Tuesday, October 17

Tomorrow is Another Day

I arrived in Brussels just over a year ago en catastrophe and in reduced circumstances, due to having had to hand over every last stick of furniture to Nana Godsbrain Boateng Kwaku XVI, The Ya Naa of Mbongoland (West), to pay for Harold’s funeral. In West Africa coffins are custom-made to suit the personality of the deceased, and a bottle of Star beer was agreed to be the appropriate receptacle to carry him into the next world, since it played such a key role in carrying him out of this one. It wasn’t cheap, I can tell you, but I’m sure you’ll agree that he certainly went out in style. I dressed him in his favourite beige cardigan and dabbed at my eye as he was despatched to the care of the great deity Manatcanda, while the choir of the Seventh Day Redemption Chapel sang the theme from Match of the Day.

With African tribal ceremonies the entire village has to be invited, they invite their friends and relatives, who in turn invite their friends and relatives, and they all have to be fed, watered and entertained, at great expense. It would have been cheaper to fly him back in a private jet, but his last wish was to be buried among his “subjects”. (He was suffering from delusions of grandeur by the end). I tried e-mailing friends all over the world for their bank account numbers in order to transfer a large amount of money which was blocked in my Swiss bank account, but nobody seemed willing to help. So, after an exhausting 5-day wailing period, I had to bake four hundred thousand vol-au-vents and distribute alms to the poor - who I then joined, after I had no more alms left to distribute. You could say I was almless. I left Mbongoland by dugout canoe with two Louis Vuitton suitcases, and managed to flag down a Liberian cargo ship en route which gave me a lift to Antwerp, for an extortionate price. But I did get to sit at the Captain’s table every night. In his cabin, mind you.
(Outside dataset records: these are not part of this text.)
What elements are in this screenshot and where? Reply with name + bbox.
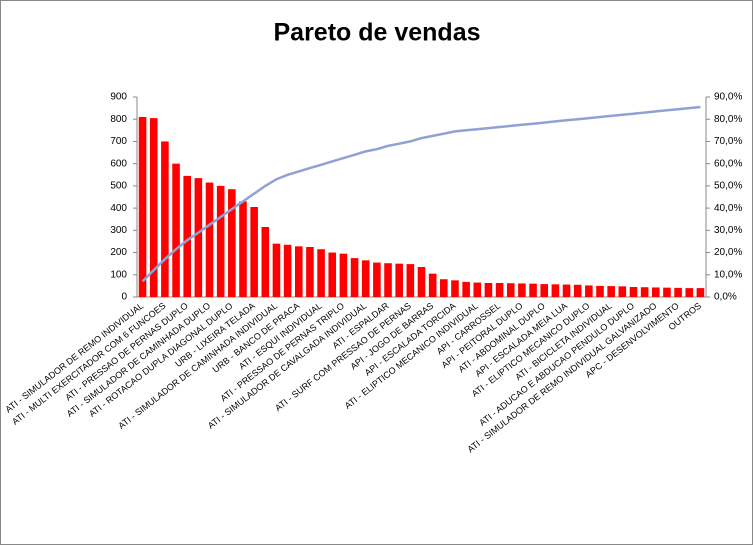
y-tick-label: 0 bbox=[121, 292, 127, 303]
y2-tick-label: 60,0% bbox=[714, 158, 742, 169]
bar bbox=[484, 283, 493, 297]
y2-tick-label: 50,0% bbox=[714, 181, 742, 192]
bar bbox=[451, 280, 459, 297]
y-tick-label: 500 bbox=[110, 181, 127, 192]
bar bbox=[239, 201, 247, 297]
bar bbox=[406, 264, 415, 297]
bar bbox=[328, 252, 337, 297]
bar bbox=[339, 253, 348, 297]
bar bbox=[183, 175, 191, 297]
y-tick-label: 800 bbox=[110, 114, 127, 125]
bar bbox=[629, 287, 638, 297]
bar bbox=[473, 282, 482, 297]
y2-tick-label: 30,0% bbox=[714, 225, 742, 236]
bar bbox=[618, 286, 627, 297]
bar bbox=[551, 284, 560, 297]
bar bbox=[294, 246, 303, 297]
bar bbox=[306, 247, 314, 297]
bar bbox=[506, 283, 515, 297]
bar bbox=[384, 263, 392, 297]
bar bbox=[373, 262, 381, 297]
bar bbox=[462, 281, 470, 297]
bar bbox=[228, 189, 236, 297]
y2-tick-label: 70,0% bbox=[714, 136, 742, 147]
bar bbox=[696, 288, 705, 297]
y-tick-label: 200 bbox=[110, 247, 127, 258]
bar bbox=[573, 284, 582, 297]
bar bbox=[518, 283, 526, 297]
y-tick-label: 400 bbox=[110, 203, 127, 214]
y2-tick-label: 10,0% bbox=[714, 269, 742, 280]
bar bbox=[417, 267, 426, 297]
bar bbox=[428, 273, 437, 297]
bar bbox=[562, 284, 571, 297]
bar bbox=[261, 227, 270, 297]
bar bbox=[361, 260, 370, 297]
y2-tick-label: 20,0% bbox=[714, 247, 742, 258]
bar bbox=[685, 288, 694, 297]
bar bbox=[350, 258, 359, 297]
bar bbox=[495, 283, 504, 297]
bar bbox=[540, 284, 549, 297]
bar bbox=[317, 249, 325, 297]
bar bbox=[395, 263, 403, 297]
y-tick-label: 100 bbox=[110, 269, 127, 280]
chart-title: Pareto de vendas bbox=[273, 19, 480, 47]
bar bbox=[283, 244, 292, 297]
bar bbox=[607, 286, 615, 297]
bar bbox=[663, 287, 671, 297]
bar bbox=[172, 163, 180, 297]
bar bbox=[205, 182, 214, 297]
y2-tick-label: 0,0% bbox=[714, 292, 737, 303]
y2-tick-label: 40,0% bbox=[714, 203, 742, 214]
bar bbox=[529, 283, 537, 297]
bar bbox=[138, 117, 147, 297]
bar bbox=[440, 279, 448, 297]
bar bbox=[585, 285, 593, 297]
bar bbox=[652, 287, 660, 297]
bar bbox=[216, 185, 225, 297]
y-tick-label: 900 bbox=[110, 92, 127, 103]
bar bbox=[674, 287, 682, 297]
y2-tick-label: 80,0% bbox=[714, 114, 742, 125]
bar bbox=[640, 287, 649, 297]
bar bbox=[149, 118, 158, 297]
y2-tick-label: 90,0% bbox=[714, 92, 742, 103]
bar bbox=[596, 285, 604, 297]
y-tick-label: 700 bbox=[110, 136, 127, 147]
bar bbox=[250, 207, 258, 297]
bar bbox=[161, 141, 169, 297]
cumulative-line bbox=[141, 105, 701, 283]
y-tick-label: 300 bbox=[110, 225, 127, 236]
bar bbox=[272, 243, 281, 297]
bar bbox=[194, 178, 203, 297]
y-tick-label: 600 bbox=[110, 158, 127, 169]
On arriving in Brussels with only a few cowrie shells to my name, I was obliged to rent a poky maid’s room which was little bigger than a shoebox, in which to rest my weary décolleté. Even though I had little more in my wardrobe than a Chanel suit and a string of pearls, it was hardly a fitting abode for a Grande Dame of my calibre. However, it was situated in a leafy suburb somewhat reminiscent of Cheam which shared the initials of my last name, and thus felt destined for me. I am supremely adaptable, and acquired a pair of green wellies and a shopping trolley in order to fit in with the locals. I soon became a familiar sight at the local Sunday market in my trademark colourful robes and toffee wrapper headdress fashioned à la Scarlett O’Hara from batik tablecloths. With a darker shade of foundation, nobody suspected I was not a genuine Mbongo market lady selling lace doilies and teacakes. I rather missed Mbongoland at first, but now I’ve moved to a neighbourhood which feels just like home, and I can call out a cheery “Woyayah!” to my neighbours in the morning. I still don’t have room for more than one servant, but it’s a slight improvement. Fear not, the south will rise again.

A large amount of money is still blocked in my Swiss bank account. If you would like to send me your bank details, I would certainly make it worth your while.
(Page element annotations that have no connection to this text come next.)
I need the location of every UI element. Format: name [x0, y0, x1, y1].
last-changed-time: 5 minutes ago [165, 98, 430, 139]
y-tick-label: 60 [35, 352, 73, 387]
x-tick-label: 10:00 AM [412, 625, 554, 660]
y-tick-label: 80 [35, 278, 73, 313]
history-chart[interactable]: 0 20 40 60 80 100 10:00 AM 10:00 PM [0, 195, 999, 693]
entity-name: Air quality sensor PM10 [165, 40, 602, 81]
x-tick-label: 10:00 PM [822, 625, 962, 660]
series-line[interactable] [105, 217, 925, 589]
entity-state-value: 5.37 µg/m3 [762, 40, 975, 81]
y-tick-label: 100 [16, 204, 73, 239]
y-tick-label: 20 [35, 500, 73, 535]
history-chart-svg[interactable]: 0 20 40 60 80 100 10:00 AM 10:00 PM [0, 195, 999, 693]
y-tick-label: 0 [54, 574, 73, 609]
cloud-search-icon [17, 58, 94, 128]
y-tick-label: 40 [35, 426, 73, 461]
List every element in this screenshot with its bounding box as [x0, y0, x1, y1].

Incidentally, you should know that North Korea is not the only nuclear proliferator we have to worry about.

8 comments:

Pat said...

I declare the dress in the photograph is ma favourite in all the world. Honey how did youall protect your milky white complexion out there in Africa? You must feel the cold and with only one Mammy to look after you my heart bleeds. At least you'll never go hungry again!

The Aunt said...

Ghana? I am A-Ghast.

Frontier Editor said...

Ghana with 'devices.' Reminds me of how we felt when our neighbor's idiot son, in one fell swoop, got his driver's license, a car and a job in the hamburger establishmentat which I've stopped eating out of sheer self-preservation.

Gorilla Bananas said...

"I am supremely adaptable".

That's the kind of confession that might get a gorilla excited.

Daphne Wayne-Bough said...

Pat, ah do declayah honey, yo' English gals sho' talk purdy!

Aunty and Fronty, Ghanaian headlines are notoriously off the wall. If you want to see some fine examples, go to www.ghanaweb.com and look at the Tabloid stories. "Serious" reports about witches and shape-shifting are quite common.

GB, if I had a luxurious tree house with satellite TV I'm sure I could live in the jungle. As long as I could watch Eastenders.

Anonymous said...

Did someone mention witches? Aunty Mariane should be informed forthwith

Daphne Wayne-Bough said...

Tippler, if you want to know how low journalistic standards can drop, check out the Ghanaian tabloids. They make the Sunday Sport look like War and Peace. I'll see if I can get some good witchy stories for you in time for Hallowe'en.

Daphne Wayne-Bough said...

Well certainly not in yours, Violet, unless leopardskin print is classed as a type of beige.